Dalit Stauber, Israel Democracy Institute, Ono Academic College, and Mandel School for Educational Leadership and former director general of the Ministry of Education: “All over the world there are huge challenges and gaps and it is time to learn from successes and not repeat past mistakes. The crisis we experienced is a global crisis. The operating model we are offering is based on studying successes around the world and in Israel and can help plan the implementation and integration of the required responses. We need to make pedagogical changes and give different solutions and decentralization of powers according to the different cities, and all this with the participation of a variety of experts and field personnel (currently excluded) and flexible planning according to changing needs.”
Stauber added: “If the system does not change its ways, it will lead to severe damage to public trust in the public education system and a loss of relevance and even erode the place of education as a leading value in the country. In a situation of paralysis in the education system, there is severe damage to the weaker populations and a danger to the very fabric of Israeli society. Students, even strong ones, can develop emotional and social difficulties and huge budgets will be required over the years to address the emerging gaps and difficulties.”

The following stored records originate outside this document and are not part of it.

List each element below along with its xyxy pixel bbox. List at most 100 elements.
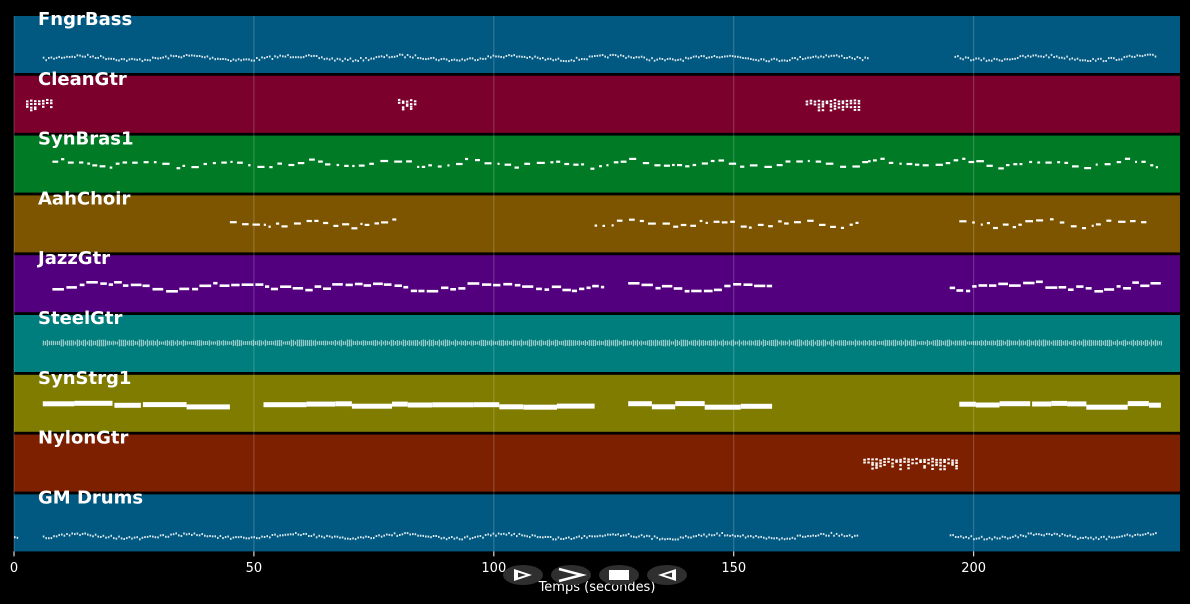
note (576, 340, 578, 346)
note (1106, 340, 1108, 346)
note (853, 106, 857, 108)
note (821, 105, 825, 108)
note (131, 57, 133, 60)
note (684, 339, 686, 347)
note (403, 285, 409, 289)
rewind-button[interactable] (647, 565, 687, 585)
stop-button[interactable] (599, 565, 639, 585)
note (1076, 285, 1084, 288)
note (1135, 160, 1137, 163)
note (1092, 538, 1095, 541)
note (266, 56, 268, 58)
note (1045, 54, 1048, 57)
note (760, 341, 762, 345)
note (959, 401, 976, 407)
note (482, 339, 484, 347)
note (526, 340, 528, 346)
note (344, 341, 346, 345)
note (183, 55, 185, 58)
note (970, 535, 973, 538)
note (614, 54, 617, 57)
note (713, 220, 720, 223)
note (854, 58, 856, 61)
note (768, 536, 770, 539)
note (277, 162, 282, 165)
note (144, 536, 146, 539)
note (516, 55, 518, 58)
play-button[interactable] (503, 565, 543, 585)
note (1003, 58, 1006, 61)
note (440, 537, 443, 540)
note (1066, 340, 1068, 346)
note (479, 57, 482, 60)
note (931, 460, 934, 463)
note (994, 340, 996, 345)
note (790, 341, 792, 345)
note (685, 535, 687, 538)
note (838, 55, 840, 58)
note (768, 340, 770, 346)
note (661, 58, 664, 60)
note (438, 339, 440, 347)
note (332, 341, 334, 345)
note (638, 56, 640, 59)
note (1023, 281, 1035, 285)
note (634, 340, 636, 346)
note (191, 166, 199, 169)
note (620, 54, 622, 57)
note (510, 534, 513, 537)
note (1038, 339, 1040, 347)
note (998, 340, 1000, 346)
note (413, 100, 417, 103)
note (386, 533, 388, 536)
note (149, 59, 151, 62)
note (122, 284, 129, 287)
note (789, 59, 791, 62)
note (564, 162, 570, 166)
note (521, 55, 523, 58)
note (26, 103, 29, 106)
note (530, 339, 532, 347)
fast-forward-button[interactable] (551, 565, 591, 585)
note (845, 99, 849, 102)
note (406, 160, 412, 163)
note (846, 57, 848, 59)
note (1127, 401, 1149, 407)
note (354, 59, 357, 62)
note (704, 340, 706, 346)
note (366, 341, 368, 345)
note (1136, 54, 1139, 57)
note (1042, 339, 1044, 347)
note (946, 339, 948, 347)
note (94, 533, 97, 536)
note (1045, 286, 1058, 289)
note (1102, 60, 1105, 63)
note (602, 224, 605, 227)
note (1053, 532, 1056, 535)
note (960, 340, 962, 346)
note (758, 339, 760, 347)
note (1001, 59, 1003, 62)
note (188, 341, 190, 345)
note (627, 55, 630, 58)
note (549, 536, 552, 538)
note (109, 166, 113, 169)
note (838, 534, 840, 537)
note (412, 56, 414, 59)
note (354, 538, 357, 541)
note (136, 536, 138, 539)
note (54, 341, 56, 345)
note (58, 534, 60, 537)
note (50, 106, 53, 109)
note (923, 465, 926, 468)
note (923, 461, 926, 463)
note (1154, 339, 1156, 347)
note (1066, 55, 1068, 58)
note (590, 340, 592, 346)
note (42, 535, 45, 538)
note (1040, 55, 1042, 58)
note (443, 536, 445, 539)
track-label: JazzGtr (36, 248, 110, 269)
note (410, 340, 412, 346)
note (1030, 532, 1032, 535)
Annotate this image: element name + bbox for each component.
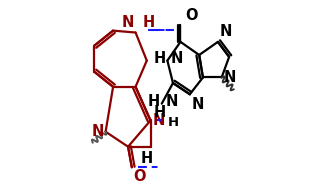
Text: N: N xyxy=(152,113,165,128)
Text: H: H xyxy=(141,151,153,166)
Text: N: N xyxy=(220,24,232,39)
Text: O: O xyxy=(185,8,198,23)
Text: N: N xyxy=(91,124,104,139)
Text: H: H xyxy=(167,116,178,129)
Text: N: N xyxy=(192,97,204,112)
Text: O: O xyxy=(134,169,146,184)
Text: N: N xyxy=(121,15,134,30)
Text: N: N xyxy=(223,70,236,85)
Text: H: H xyxy=(153,105,166,120)
Text: N: N xyxy=(166,94,178,109)
Text: H: H xyxy=(148,94,160,109)
Text: N: N xyxy=(171,51,183,66)
Text: H: H xyxy=(143,15,155,30)
Text: H: H xyxy=(153,51,166,66)
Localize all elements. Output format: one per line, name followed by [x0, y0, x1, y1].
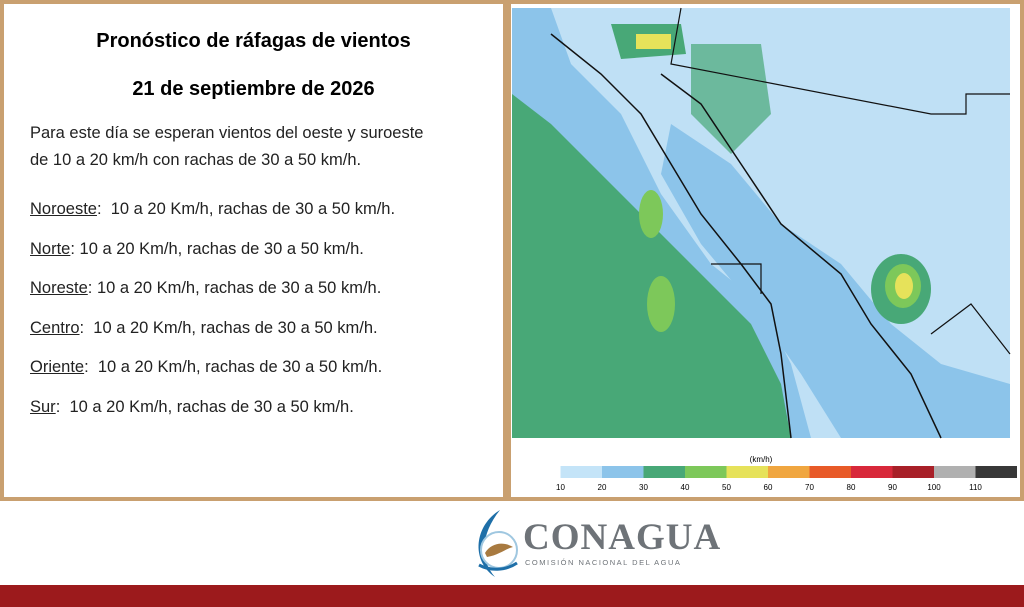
border	[930, 303, 1011, 355]
region-name: Centro	[30, 318, 80, 337]
legend-swatch	[726, 466, 768, 478]
legend-tick: 30	[639, 483, 648, 492]
legend-swatch	[768, 466, 810, 478]
legend-tick: 110	[969, 483, 982, 492]
border	[711, 263, 762, 294]
region-text: : 10 a 20 Km/h, rachas de 30 a 50 km/h.	[87, 279, 382, 297]
legend-swatch	[519, 466, 561, 478]
coastline	[660, 73, 942, 439]
green-patch	[639, 190, 663, 238]
region-name: Sur	[30, 397, 56, 416]
green-patch	[647, 276, 675, 332]
region-text: : 10 a 20 Km/h, rachas de 30 a 50 km/h.	[79, 318, 378, 337]
legend-swatch	[643, 466, 685, 478]
region-name: Oriente	[30, 358, 85, 376]
date: 21 de septiembre de 2026	[132, 78, 375, 100]
region-text: : 10 a 20 Km/h, rachas de 30 a 50 km/h.	[70, 239, 364, 258]
region-line: Oriente: 10 a 20 Km/h, rachas de 30 a 50…	[30, 358, 382, 377]
legend: 10 20 30 40 50 60 70 80 90 100 110	[519, 466, 1017, 492]
legend-tick: 70	[805, 483, 814, 492]
logo-name: CONAGUA	[523, 517, 722, 558]
summary-line: Para este día se esperan vientos del oes…	[30, 124, 424, 142]
region-name: Noreste	[30, 279, 88, 297]
legend-tick: 20	[598, 483, 607, 492]
region-name: Noroeste	[30, 200, 97, 218]
text-panel: Pronóstico de ráfagas de vientos 21 de s…	[0, 0, 507, 501]
legend-tick: 90	[888, 483, 897, 492]
legend-swatch	[975, 466, 1017, 478]
legend-tick: 50	[722, 483, 731, 492]
legend-unit: (km/h)	[750, 455, 773, 464]
region-text: : 10 a 20 Km/h, rachas de 30 a 50 km/h.	[84, 358, 383, 376]
legend-swatch	[560, 466, 602, 478]
ocean-green	[512, 94, 791, 438]
region-text: : 10 a 20 Km/h, rachas de 30 a 50 km/h.	[96, 200, 396, 218]
title: Pronóstico de ráfagas de vientos	[96, 30, 411, 52]
summary-line: de 10 a 20 km/h con rachas de 30 a 50 km…	[30, 151, 362, 169]
legend-swatch	[809, 466, 851, 478]
border	[670, 7, 1010, 115]
land-blue	[661, 124, 1010, 438]
region-name: Norte	[30, 239, 71, 258]
legend-swatch	[851, 466, 893, 478]
region-text: : 10 a 20 Km/h, rachas de 30 a 50 km/h.	[55, 397, 354, 416]
logo-icon	[478, 510, 518, 577]
legend-swatch	[685, 466, 727, 478]
legend-tick: 40	[681, 483, 690, 492]
map-panel: (km/h) 10 20 30 40 50 60 70 80 90 100 110	[507, 0, 1024, 501]
region-line: Norte: 10 a 20 Km/h, rachas de 30 a 50 k…	[30, 240, 364, 259]
coastline	[550, 33, 792, 439]
legend-tick: 60	[764, 483, 773, 492]
yellow-patch	[895, 273, 913, 299]
region-line: Centro: 10 a 20 Km/h, rachas de 30 a 50 …	[30, 319, 378, 338]
legend-tick: 80	[847, 483, 856, 492]
region-line: Noroeste: 10 a 20 Km/h, rachas de 30 a 5…	[30, 200, 395, 219]
legend-swatch	[602, 466, 644, 478]
map: (km/h) 10 20 30 40 50 60 70 80 90 100 110	[512, 7, 1017, 497]
footer-bar	[0, 585, 1024, 607]
logo-subtitle: COMISIÓN NACIONAL DEL AGUA	[525, 558, 682, 567]
legend-tick: 100	[927, 483, 941, 492]
legend-tick: 10	[556, 483, 565, 492]
region-line: Sur: 10 a 20 Km/h, rachas de 30 a 50 km/…	[30, 398, 354, 417]
legend-swatch	[934, 466, 976, 478]
yellow-patch	[636, 34, 671, 49]
region-line: Noreste: 10 a 20 Km/h, rachas de 30 a 50…	[30, 279, 381, 298]
legend-swatch	[892, 466, 934, 478]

Dr. Michal Tabibian Mizrahi, deputy director general and director of strategy and planning at the Ministry of Education: “The emphasis is on the application and how it should be carried out. The education system is a system with a lot of partners and that is always its big challenge. It is a system that, despite its size and complexity, is capable of changing. We saw this during the crisis. In contrast to some predictions, schools are here to stay. Some thought that schools would disappear, but in the crisis we saw that schools have a different role beyond education. Learning is also part of personal development. In addition, the COVID pandemic showed us that the ability to provide flexibility is the ability to provide a better education. Along with managerial and pedagogical flexibility, we need to different between different places and different students and tailor learning to their needs. Teachers also acknowledged a change in their perception of their role. Calling them “teaching staff” does not reflect their very great leadership, their values, and their dedication to the job and their students. And finally, the changes that took place during the crisis must be maintained in order for them to continue to exist and for us not to return to what was.”

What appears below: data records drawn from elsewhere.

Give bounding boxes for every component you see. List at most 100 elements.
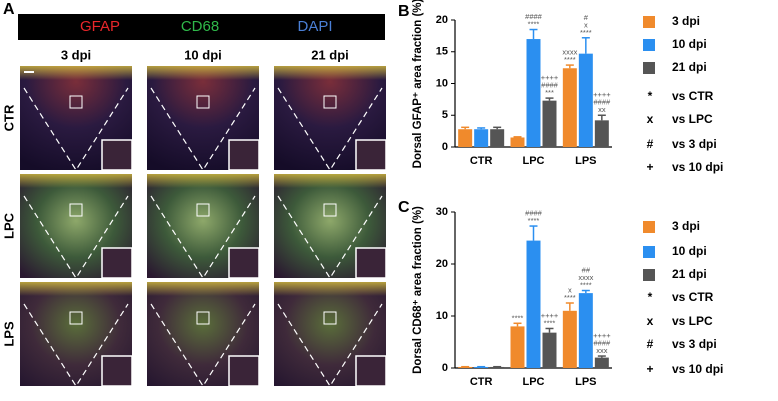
key-label: vs CTR [672,89,714,103]
channel-label: DAPI [297,18,332,35]
key-symbol: * [648,290,653,304]
key-symbol: + [646,362,653,376]
legend-swatch [643,62,655,74]
inset [355,247,387,279]
white-matter-outline [277,87,383,172]
column-label: 3 dpi [61,47,91,62]
x-tick-label: CTR [470,376,493,388]
y-axis-label: Dorsal GFAP⁺ area fraction (%) [412,0,424,168]
key-symbol: * [648,89,653,103]
y-tick-label: 15 [436,46,448,58]
significance: xxxx [578,273,593,282]
white-matter-outline [150,303,256,388]
white-matter-outline [150,195,256,280]
y-tick-label: 20 [436,258,448,270]
significance: #### [593,98,611,107]
significance: **** [564,55,576,64]
key-label: vs 10 dpi [672,160,723,174]
inset [228,139,260,171]
bar [542,332,557,368]
legend-label: 3 dpi [672,219,700,233]
panel-a: GFAP CD68 DAPI 3 dpi 10 dpi 21 dpi CTR LPC LPS [1,18,387,388]
key-symbol: # [647,337,654,351]
bar [578,53,593,147]
roi-box [323,311,337,325]
significance: *** [545,88,554,97]
x-tick-label: CTR [470,155,493,167]
surface-band [20,174,132,188]
channel-header [18,14,385,40]
bar [562,310,577,368]
charts: B Dorsal GFAP⁺ area fraction (%) 0 5 10 15 20 C… [398,0,723,388]
y-tick-label: 5 [442,109,448,121]
bar [458,129,473,147]
x-tick-label: LPS [575,376,596,388]
significance: ## [582,266,591,275]
roi-box [69,203,83,217]
legend-label: 21 dpi [672,60,707,74]
white-matter-outline [277,195,383,280]
key-symbol: # [647,137,654,151]
y-tick-label: 20 [436,14,448,26]
significance: **** [528,20,540,29]
white-matter-outline [23,195,129,280]
key-label: vs 3 dpi [672,337,717,351]
bar [594,357,609,368]
column-label: 10 dpi [184,47,222,62]
bar [526,39,541,147]
legend-label: 21 dpi [672,267,707,281]
surface-band [274,174,386,188]
key-label: vs LPC [672,112,713,126]
y-tick-label: 0 [442,141,448,153]
white-matter-outline [150,87,256,172]
significance: **** [528,216,540,225]
significance: ++++ [541,311,559,320]
significance: **** [544,318,556,327]
legend-label: 10 dpi [672,37,707,51]
surface-band [20,282,132,296]
roi-box [323,95,337,109]
channel-label: GFAP [80,18,120,35]
panel-letter: A [3,1,15,18]
roi-box [196,311,210,325]
surface-band [147,174,259,188]
surface-band [20,66,132,80]
bar [594,120,609,147]
legend-swatch [643,39,655,51]
key-label: vs CTR [672,290,714,304]
significance: #### [525,12,543,21]
bar [578,293,593,368]
legend-swatch [643,16,655,28]
roi-box [69,95,83,109]
bar [490,129,505,147]
row-label: LPS [1,321,16,347]
key-symbol: + [646,160,653,174]
white-matter-outline [277,303,383,388]
y-tick-label: 30 [436,206,448,218]
bar [510,137,525,147]
key-symbol: x [647,112,654,126]
x-tick-label: LPC [523,155,545,167]
significance: ++++ [593,90,611,99]
significance: **** [564,293,576,302]
significance: xxx [596,346,608,355]
significance: xx [598,105,606,114]
inset [101,247,133,279]
surface-band [274,66,386,80]
bar [474,129,489,147]
y-axis-label: Dorsal CD68⁺ area fraction (%) [412,206,424,374]
bar [526,240,541,368]
roi-box [69,311,83,325]
legend-label: 10 dpi [672,244,707,258]
key-label: vs 3 dpi [672,137,717,151]
legend-label: 3 dpi [672,14,700,28]
roi-box [323,203,337,217]
key-symbol: x [647,314,654,328]
significance: #### [593,339,611,348]
significance: **** [580,28,592,37]
roi-box [196,203,210,217]
bar [474,366,489,368]
y-tick-label: 10 [436,310,448,322]
significance: ++++ [541,73,559,82]
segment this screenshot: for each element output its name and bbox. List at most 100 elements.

The Eli Hurvitz Conference on Economy and Society – formerly the Caesarea Economic Policy Planning Forum – is widely recognized as Israel's most influential economic conference. For 27 years, the conference has served as a crossroads where public discourse and professional knowledge in economics and society meet, with the aim of improving decision-making processes in the administration and improving the quality of Israel's social and economic policy for the benefit of the entire public. The conference this year focuses on: macroeconomic policy in times of economic crisis; the labor market; the Israeli education system; governance in a time of crisis; strengthening the health system's readiness for crisis situations; and the relationship between local and central government. The conference is the apex of research and theoretical and practical research by working and thinking groups comprised of senior officials in the Ministry of Economy, Ministry of Labor, Ministry of Finance, the Prime Minister's Office, academics, IDI experts, civil society representatives, and other partners. Together, the teams led research and developed policy recommendations on issues closely related to the conference sessions, which will be presented during the conference, held online this year from December 14 to December 16.